Il regime della coppia che convive non è analogo a quello del matrimonio e le maggiori differenze si registrano proprio nell’ambito fiscale. L’Agenzia delle Entrate sostiene che, a differenza delle unioni civili, le convivenze di fatto non sono equiparate al matrimonio.

Solo per le unioni civili, infatti, è previsto dalla legge Cirinnà [5] che la parola «coniuge» contenuta in leggi o regolamenti – come le norme che abbiamo esaminato e che consentono le detrazioni fiscali per i familiari a carico – si applichi anche alle parti di questo tipo di rapporto; le convivenze di fatto, invece, non sono contemplate in questa estensione.

Dunque, in assenza di una previsione normativa specifica, non è previsto che un convivente possa essere fiscalmente a carico dell’altro. La situazione di fatto della coabitazione dovuta alla stabilità del rapporto affettivo non rileva ai fini della normativa fiscale.

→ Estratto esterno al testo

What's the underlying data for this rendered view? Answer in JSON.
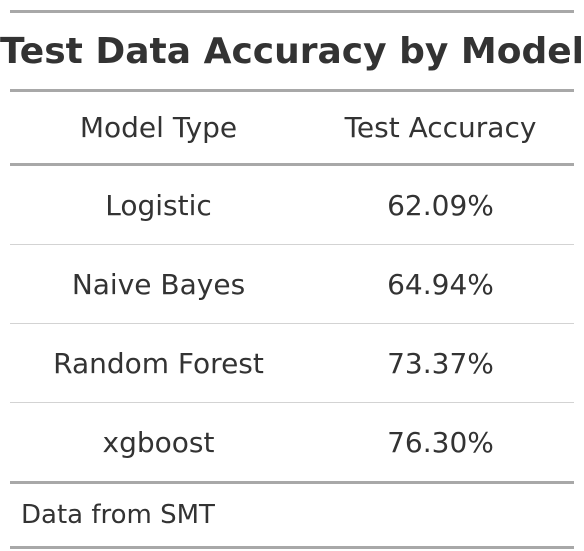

A tal proposito l’Agenzia delle Entrate [6] ha precisato che «per quanto riguarda le convivenze di fatto, di cui all’art. 1, commi 36 e 37, della citata legge n. 76 del 2016, tra due persone maggiorenni unite stabilmente da legami affettivi di coppia e di reciproca assistenza morale e materiale coabitanti ed aventi dimora abituale nello stesso Comune, la legge Cirinnà non ha disposto l’equiparazione al matrimonio. Pertanto, il convivente non può fruire della detrazione relativa alle spese sostenute nell’interesse dell’altro convivente».